In the Phase 3, multicenter, randomized ORION study, patient experience with One-Press was assessed through a validated Self-Injection Assessment Questionnaire (SIAQ), which evaluated patient experience at weeks 0, 4 and 12 on a scale of 0 (worst) to 10 (best) across six domains (feelings about injections, self-image, self-confidence, pain and skin reactions during or after the injection, ease of use of the self-injection device and satisfaction with self-injection). The mean score for “Satisfaction with Self Injection” was 9.18 (with 10 indicating Very Satisfied), and the mean score for Ease of Use was 9.24 (with 10 indicating Very Easy).
The efficacy and safety of guselkumab administered with One-Press in patients with moderate-to-severe plaque psoriasis was also evaluated in the double-blind, placebo-controlled ORION study. A greater proportion of patients in the Tremfya group achieved an IGA score of 0 or 1 or a PASI 90 response at week 16 (81 percent and 76 percent, respectively) than in the placebo group (0 percent for both endpoints).

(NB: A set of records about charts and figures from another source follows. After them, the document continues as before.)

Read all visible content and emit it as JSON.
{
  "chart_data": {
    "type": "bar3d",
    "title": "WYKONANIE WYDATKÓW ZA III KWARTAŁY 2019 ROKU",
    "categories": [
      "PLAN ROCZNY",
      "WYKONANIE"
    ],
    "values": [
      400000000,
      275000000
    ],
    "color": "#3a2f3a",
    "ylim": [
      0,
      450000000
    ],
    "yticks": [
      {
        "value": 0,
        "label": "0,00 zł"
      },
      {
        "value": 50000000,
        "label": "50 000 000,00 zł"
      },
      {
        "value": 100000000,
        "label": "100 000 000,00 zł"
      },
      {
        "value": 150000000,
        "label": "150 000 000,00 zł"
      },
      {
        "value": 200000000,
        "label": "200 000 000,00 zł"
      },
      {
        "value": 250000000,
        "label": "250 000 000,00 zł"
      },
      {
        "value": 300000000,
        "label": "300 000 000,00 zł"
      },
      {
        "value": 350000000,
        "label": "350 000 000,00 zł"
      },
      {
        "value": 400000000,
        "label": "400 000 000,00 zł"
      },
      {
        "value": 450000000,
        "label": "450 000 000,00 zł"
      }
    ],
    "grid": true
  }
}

The proportion of patients who achieved an IGA score of 0 at week 16 was higher in the guselkumab group compared to the placebo group (56 percent vs. 0 percent). The proportion of patients who achieved a PASI 100 response at week 16 was also higher in the guselkumab group, compared to placebo (50 percent vs. 0 percent). The majority of injection-site reaction symptoms with One-Press were mild and transient in nature.
“The results of the ORION study showed the administration of Tremfya with One-Press was safe and effective, providing patients with a new, more convenient way to inject their treatment,” Dr. Laura Ferris, an associate professor in the Department of Dermatology of the University of Pittsburgh Medical Center, said in a news release. “These findings are also exciting as they demonstrated that treatment with Tremfya helped half the patients achieve complete clearance with a PASI 100 response at week 16.”